The second alternative may also break the web application, and I'm not sure this is possible, but try this for starters and for fun:
$_GET = htmlentities($_GET, ENT_QUOTES)
You may have to call all of the arrays at once or do a "for each" in the $_GET array, and then redefine it, but that may also work.
Just keep in mind, that if some of your web apps needs unsanitized characters it's game over.

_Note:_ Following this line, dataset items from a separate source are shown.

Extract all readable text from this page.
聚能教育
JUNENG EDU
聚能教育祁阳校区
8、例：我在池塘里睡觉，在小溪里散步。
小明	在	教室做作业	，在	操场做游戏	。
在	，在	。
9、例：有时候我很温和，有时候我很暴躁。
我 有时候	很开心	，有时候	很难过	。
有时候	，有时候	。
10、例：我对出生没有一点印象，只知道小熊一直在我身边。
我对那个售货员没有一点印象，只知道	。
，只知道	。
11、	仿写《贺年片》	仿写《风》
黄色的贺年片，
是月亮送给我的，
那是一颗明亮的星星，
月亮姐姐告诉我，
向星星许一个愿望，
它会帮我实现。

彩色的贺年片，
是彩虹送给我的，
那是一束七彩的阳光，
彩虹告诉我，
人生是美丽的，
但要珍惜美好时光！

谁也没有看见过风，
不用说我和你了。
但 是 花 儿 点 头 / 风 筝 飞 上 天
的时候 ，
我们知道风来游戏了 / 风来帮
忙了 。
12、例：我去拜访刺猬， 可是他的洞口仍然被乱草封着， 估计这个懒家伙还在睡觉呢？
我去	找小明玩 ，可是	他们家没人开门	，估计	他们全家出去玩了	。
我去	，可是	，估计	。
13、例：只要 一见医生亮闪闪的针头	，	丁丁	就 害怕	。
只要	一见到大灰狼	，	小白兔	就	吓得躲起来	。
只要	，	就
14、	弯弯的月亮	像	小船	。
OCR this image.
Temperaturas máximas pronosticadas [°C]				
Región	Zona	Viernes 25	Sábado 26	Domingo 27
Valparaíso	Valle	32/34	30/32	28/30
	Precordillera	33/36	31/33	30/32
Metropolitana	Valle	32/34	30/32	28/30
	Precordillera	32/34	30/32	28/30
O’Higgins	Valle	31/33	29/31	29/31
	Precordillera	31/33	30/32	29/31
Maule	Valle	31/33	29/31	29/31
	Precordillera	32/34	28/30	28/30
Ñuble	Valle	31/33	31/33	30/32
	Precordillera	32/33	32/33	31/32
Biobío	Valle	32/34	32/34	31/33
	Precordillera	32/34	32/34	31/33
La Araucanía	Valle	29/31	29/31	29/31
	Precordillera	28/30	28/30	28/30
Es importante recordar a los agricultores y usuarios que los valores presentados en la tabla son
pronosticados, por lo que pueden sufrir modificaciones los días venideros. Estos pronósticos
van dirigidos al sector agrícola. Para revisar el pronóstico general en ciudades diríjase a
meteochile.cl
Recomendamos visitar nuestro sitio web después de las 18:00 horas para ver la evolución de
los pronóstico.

Also, when it comes to SQL Injection, htmlentities() and htmlspecialchars() can actually prevent some types of injections, but generally you should either use mysql_real_escape_string() or prepared statements.
Keep in mind, that with at least mysq_real_escape_string() or your own custom function (which I can't recommend you create as custom sanitization functions often has bugs), can still be vulnerable if implemented incorrectly.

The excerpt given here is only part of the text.